Picture for reference: this is the console log when starting the bot with Node's child_process.spawn(), using code identical to the example in the link. The server starts fine, but seems to only respond through stderr
I'm using Windows 10 Pro and my default shell is PowerShell. Sorry, I haven't been able to test if that is relevant.
Ideally, anything that outputs a message starting with [INFO] or [WARN] or [ERROR] should go though log.Print*
(eg. outputs to StdErr) and everything else should go through fmt.Print*
(eg. outputs to StdOut)
@doovy based on @svanas ' explanation, did you want to review the repository and make suggestions of which messages you recommend output via StdErr
or StdOut
or even relabeled as [INFO] or [WARN] or [ERROR]?

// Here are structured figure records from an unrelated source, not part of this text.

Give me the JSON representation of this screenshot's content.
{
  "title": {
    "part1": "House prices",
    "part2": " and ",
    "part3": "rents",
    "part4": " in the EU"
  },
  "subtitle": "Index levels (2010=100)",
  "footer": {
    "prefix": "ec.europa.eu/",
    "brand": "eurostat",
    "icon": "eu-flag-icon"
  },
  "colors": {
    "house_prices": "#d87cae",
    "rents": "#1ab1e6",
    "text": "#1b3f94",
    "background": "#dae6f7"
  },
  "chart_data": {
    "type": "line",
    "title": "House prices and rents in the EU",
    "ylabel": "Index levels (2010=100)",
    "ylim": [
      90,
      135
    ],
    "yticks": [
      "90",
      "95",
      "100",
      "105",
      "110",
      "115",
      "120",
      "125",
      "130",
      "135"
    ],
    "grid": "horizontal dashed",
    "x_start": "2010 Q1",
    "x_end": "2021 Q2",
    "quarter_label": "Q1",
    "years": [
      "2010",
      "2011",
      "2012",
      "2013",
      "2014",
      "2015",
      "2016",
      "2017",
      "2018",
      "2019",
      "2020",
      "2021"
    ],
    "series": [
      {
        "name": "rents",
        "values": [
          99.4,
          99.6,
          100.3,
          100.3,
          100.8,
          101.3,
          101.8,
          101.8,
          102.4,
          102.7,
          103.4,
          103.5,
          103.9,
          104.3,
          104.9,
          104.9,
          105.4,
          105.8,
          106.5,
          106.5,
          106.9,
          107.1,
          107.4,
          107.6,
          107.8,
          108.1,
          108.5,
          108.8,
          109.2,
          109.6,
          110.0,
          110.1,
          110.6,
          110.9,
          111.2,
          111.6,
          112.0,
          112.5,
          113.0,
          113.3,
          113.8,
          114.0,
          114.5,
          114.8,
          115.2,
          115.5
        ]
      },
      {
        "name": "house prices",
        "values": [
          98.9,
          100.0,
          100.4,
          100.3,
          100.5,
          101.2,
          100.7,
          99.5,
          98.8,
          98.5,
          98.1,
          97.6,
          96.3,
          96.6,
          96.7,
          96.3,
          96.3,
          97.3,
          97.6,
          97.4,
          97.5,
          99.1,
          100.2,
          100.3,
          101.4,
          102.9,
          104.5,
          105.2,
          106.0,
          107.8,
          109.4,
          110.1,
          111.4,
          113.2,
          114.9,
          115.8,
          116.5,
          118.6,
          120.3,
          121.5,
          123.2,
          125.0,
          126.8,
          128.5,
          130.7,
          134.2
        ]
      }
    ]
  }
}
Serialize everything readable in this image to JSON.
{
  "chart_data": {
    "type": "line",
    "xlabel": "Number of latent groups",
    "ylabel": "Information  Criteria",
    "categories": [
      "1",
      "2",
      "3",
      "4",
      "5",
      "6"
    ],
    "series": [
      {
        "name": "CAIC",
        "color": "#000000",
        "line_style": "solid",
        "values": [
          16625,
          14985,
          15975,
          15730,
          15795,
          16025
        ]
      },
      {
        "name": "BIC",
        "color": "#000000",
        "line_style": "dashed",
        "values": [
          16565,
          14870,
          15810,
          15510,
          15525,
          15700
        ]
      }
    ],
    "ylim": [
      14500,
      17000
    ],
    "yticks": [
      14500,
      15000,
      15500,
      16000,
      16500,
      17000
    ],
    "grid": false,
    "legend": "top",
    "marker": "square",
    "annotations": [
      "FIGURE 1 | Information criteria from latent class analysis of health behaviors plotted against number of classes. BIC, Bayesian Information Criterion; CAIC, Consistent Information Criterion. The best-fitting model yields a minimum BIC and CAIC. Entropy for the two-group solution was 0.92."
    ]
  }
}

No? As far as I've seen there's only one message that the listen server sends besides actual error messages.
[INFO] The listen server started and everything is great...
is a message of success, but it's coming through StdErr. That means we have to determine if the StdErr messages are a good error or a bad error, and that makes error handling really difficult.
-
DELETE requests always error In the medium.com post it says that when removing a bot you will not receive a response back by design. However, since we're using an HTTP request we still get a response even if it is an error. When sending a DELETE request, the hub deletes the bot fine but it always returns an ERROR status saying
Connection was forcibly closed by a peer
. I have tried to write conditionals to check for that specific error code so I can catch it, but seems like its a system error and I can't stop it from being thrown. Can we change this to maybe use a HTTP 303 redirect, or send back any other status code that we can try to grab? -
Deleting a bot by port confuses the hub Lets say we have 3 bots and the hub, so we have ports 38700-38703. If you send a DELETE request to 38702 and then PING the hub, it no longer reports 38703. I assume this is because the port check stops at the first closed port now. Is there a way to make the hub aware of which bots/ports it's currently running or responsible for? Do we have to rely on scanning a port range for responses? We can outsource the responsibility, but it seems silly for the hub to not have some way to keep track of its minions.
-
Bots don't reject random values This is just a weird thing that I found: I can send whatever arguments I want to start a bot and they will always return as part of the bots argument array. For example I can send both
price
andsize
to a buy bot, or make up any param that I want and it will report it back. Why does the listen server do this, and is there a way to fix it so that it only reports back args that are applicable?
[INFO] The listen server started and everything is great...
is a message of success, but it's coming through StdErr. That means we have to determine if the StdErr messages are a good error or a bad error, and that makes error handling really difficult.
StdErr is for diagnostic output. That is why everything you tell the Go programming language to log, goes to StdErr (including any [INFO] messages). Classic redirection only redirects StdOut but I believe you can pipe StdErr if you want.